The seven selected breeding lines were evaluated in 11 replicated trials from 2001-2009. Six of the seven breeding lines were selected for release as clonal varieties for use in coastal restoration projects in the northern Gulf of Mexico coast. The clonal varieties were named Cameron, Terrebonne, Jefferson, St. Bernard, Las Palomas and Lafourche.

The commercialization of Cameron, Terrebonne, Jefferson, St. Bernard, Las Palomas and Lafourche will require many years. The first hurdle to commercialization was to ensure that a system to maintain the purity and identify of the varieties was available.

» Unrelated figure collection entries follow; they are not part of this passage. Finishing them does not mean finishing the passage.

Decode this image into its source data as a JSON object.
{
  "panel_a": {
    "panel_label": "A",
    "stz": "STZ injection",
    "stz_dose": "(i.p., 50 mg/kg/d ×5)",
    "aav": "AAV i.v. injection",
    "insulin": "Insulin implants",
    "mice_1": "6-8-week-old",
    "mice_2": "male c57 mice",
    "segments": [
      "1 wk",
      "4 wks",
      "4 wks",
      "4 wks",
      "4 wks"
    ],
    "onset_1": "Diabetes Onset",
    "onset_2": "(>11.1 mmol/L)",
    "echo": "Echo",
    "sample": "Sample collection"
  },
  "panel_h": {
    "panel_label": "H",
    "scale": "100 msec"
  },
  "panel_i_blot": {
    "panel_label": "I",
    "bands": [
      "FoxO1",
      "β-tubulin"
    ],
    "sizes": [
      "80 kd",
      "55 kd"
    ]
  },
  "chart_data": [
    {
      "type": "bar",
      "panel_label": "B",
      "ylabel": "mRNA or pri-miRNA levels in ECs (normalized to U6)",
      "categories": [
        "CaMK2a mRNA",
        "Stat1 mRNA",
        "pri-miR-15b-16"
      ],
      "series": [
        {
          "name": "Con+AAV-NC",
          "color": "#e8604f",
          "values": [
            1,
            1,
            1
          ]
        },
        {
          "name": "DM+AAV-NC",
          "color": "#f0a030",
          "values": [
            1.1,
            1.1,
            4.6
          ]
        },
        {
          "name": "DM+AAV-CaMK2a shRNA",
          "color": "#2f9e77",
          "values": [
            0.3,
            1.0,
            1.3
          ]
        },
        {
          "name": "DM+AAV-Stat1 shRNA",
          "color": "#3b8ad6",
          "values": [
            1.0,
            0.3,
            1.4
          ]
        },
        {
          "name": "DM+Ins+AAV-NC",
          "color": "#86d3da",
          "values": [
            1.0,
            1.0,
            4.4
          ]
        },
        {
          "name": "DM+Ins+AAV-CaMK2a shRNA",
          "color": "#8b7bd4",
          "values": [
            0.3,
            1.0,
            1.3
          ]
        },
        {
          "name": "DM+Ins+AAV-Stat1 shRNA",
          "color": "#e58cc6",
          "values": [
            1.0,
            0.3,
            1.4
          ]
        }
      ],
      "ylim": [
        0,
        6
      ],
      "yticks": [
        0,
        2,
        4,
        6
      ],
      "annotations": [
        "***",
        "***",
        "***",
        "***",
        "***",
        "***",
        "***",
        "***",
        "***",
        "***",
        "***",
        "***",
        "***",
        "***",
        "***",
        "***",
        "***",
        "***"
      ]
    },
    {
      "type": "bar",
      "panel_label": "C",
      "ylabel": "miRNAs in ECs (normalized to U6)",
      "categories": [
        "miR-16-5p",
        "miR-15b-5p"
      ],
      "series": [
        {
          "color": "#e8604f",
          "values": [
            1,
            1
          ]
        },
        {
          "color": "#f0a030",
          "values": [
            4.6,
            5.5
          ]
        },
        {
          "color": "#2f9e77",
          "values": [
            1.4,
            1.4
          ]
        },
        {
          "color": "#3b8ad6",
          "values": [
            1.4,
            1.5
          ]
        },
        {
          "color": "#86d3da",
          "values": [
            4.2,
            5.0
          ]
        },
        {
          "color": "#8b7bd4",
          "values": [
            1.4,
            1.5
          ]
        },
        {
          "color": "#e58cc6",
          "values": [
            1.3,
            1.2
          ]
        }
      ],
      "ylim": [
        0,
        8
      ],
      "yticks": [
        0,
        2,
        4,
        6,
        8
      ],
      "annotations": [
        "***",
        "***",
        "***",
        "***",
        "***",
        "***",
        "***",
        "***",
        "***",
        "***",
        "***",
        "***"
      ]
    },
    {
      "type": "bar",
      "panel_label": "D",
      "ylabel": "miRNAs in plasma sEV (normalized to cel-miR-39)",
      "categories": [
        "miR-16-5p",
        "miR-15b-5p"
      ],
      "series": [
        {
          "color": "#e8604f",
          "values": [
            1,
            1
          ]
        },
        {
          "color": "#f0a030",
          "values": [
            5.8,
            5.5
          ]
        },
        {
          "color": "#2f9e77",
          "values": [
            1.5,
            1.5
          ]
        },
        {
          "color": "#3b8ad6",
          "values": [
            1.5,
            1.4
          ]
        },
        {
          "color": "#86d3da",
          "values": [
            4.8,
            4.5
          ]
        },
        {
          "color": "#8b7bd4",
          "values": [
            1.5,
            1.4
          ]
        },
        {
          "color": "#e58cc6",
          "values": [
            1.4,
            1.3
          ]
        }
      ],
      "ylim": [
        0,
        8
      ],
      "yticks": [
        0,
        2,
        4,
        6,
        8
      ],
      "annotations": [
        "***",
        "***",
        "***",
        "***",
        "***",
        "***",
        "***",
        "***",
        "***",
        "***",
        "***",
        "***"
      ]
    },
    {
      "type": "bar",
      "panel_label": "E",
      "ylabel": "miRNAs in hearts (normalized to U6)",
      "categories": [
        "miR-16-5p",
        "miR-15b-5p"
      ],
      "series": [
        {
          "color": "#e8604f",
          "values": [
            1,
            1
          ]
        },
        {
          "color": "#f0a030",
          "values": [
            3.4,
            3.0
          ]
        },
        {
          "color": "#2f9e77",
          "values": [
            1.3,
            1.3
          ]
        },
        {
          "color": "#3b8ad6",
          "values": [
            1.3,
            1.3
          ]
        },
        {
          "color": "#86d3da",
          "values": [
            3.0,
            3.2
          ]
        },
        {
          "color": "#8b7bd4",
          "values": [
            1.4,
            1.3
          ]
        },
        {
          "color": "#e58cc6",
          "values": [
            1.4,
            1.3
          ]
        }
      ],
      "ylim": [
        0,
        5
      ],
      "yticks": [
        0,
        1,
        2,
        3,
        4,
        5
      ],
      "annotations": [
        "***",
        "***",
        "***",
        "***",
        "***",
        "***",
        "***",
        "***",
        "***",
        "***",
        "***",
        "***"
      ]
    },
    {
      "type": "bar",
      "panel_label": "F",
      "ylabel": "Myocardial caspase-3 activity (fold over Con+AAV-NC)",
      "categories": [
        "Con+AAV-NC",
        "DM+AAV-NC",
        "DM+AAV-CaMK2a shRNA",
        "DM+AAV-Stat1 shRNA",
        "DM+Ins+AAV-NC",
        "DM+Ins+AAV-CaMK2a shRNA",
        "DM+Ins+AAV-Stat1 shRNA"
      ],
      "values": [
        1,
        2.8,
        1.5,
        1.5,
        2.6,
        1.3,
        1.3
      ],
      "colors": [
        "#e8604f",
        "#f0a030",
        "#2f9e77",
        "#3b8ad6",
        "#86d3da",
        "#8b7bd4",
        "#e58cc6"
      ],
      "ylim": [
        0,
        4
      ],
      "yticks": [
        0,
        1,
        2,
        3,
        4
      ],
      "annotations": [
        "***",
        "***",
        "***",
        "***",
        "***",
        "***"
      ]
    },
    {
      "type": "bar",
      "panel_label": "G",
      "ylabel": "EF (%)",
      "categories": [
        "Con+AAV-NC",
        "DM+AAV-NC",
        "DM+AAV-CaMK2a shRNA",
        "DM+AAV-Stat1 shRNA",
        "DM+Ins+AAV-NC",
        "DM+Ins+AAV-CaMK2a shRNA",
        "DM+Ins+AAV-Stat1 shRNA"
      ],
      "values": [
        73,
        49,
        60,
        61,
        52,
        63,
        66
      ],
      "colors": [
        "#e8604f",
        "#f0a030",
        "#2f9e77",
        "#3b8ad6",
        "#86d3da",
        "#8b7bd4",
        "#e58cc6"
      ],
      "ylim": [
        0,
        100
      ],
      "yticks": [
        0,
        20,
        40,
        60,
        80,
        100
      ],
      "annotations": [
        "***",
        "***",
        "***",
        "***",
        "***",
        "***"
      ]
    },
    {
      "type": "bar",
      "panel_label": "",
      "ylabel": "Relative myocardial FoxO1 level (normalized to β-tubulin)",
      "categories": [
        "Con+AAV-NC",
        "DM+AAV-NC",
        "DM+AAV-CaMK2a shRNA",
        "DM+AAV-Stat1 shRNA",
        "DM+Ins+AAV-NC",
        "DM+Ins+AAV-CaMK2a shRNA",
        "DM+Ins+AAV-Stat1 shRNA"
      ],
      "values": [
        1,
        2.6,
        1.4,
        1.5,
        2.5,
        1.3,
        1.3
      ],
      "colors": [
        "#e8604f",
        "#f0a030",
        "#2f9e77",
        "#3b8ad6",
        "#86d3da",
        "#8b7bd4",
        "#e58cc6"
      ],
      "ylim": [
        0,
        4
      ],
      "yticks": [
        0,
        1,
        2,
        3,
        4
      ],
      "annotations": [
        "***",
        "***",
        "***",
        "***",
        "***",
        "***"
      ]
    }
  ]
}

Beginning in 2008, the LSU AgCenter, USDA-NRCS, Louisiana Department of Agriculture and Forestry (LDAF) and native plant producers assembled to develop the first seed certification laws in the nation for clonal native plant varieties. After many deliberations over years, the first seed certification laws for native plant varieties were developed and adopted by LDAF in November 2012.

Once seed certification laws were adopted, plant patent applications were filed for three clonal varieties of smooth cordgrass – Cameron, Terrebonne and Jefferson – in 2012. These three varieties were released and are being distributed to interested producers.

Plant patent applications are in preparation for the remaining three clonal varieties – St. Bernard, Las Palomas and Lafourche. These varieties will be released and distributed to interested producers.

Future Work
The Coastal Plants Breeding Program has developed clonal varieties of sea oats (Uniola paniculata) and California bulrush (Schoenoplectus californicus). Seed certification laws were adopted for these plants in July 2012. Plant patent applications are in preparation for three sea oats varieties, which will be released in 2013. Six California bulrush varieties are also being considered for plant patents and are anticipated for release and public distribution in 2013.

The Coastal Plants Breeding Program will continue to develop, patent, and distribute improved clonal and seed varieties of native plants for coastal restoration in Louisiana.

Carrie A. Knott is an assistant professor and Prasanta K. Subudhi is an associate professor in the School of Plant, Environmental, and Soil Sciences. Herry S. Utomo is an associate professor at the Rice Research Station.

(This article was published in the fall 2012 issue of Louisiana Agriculture magazine.)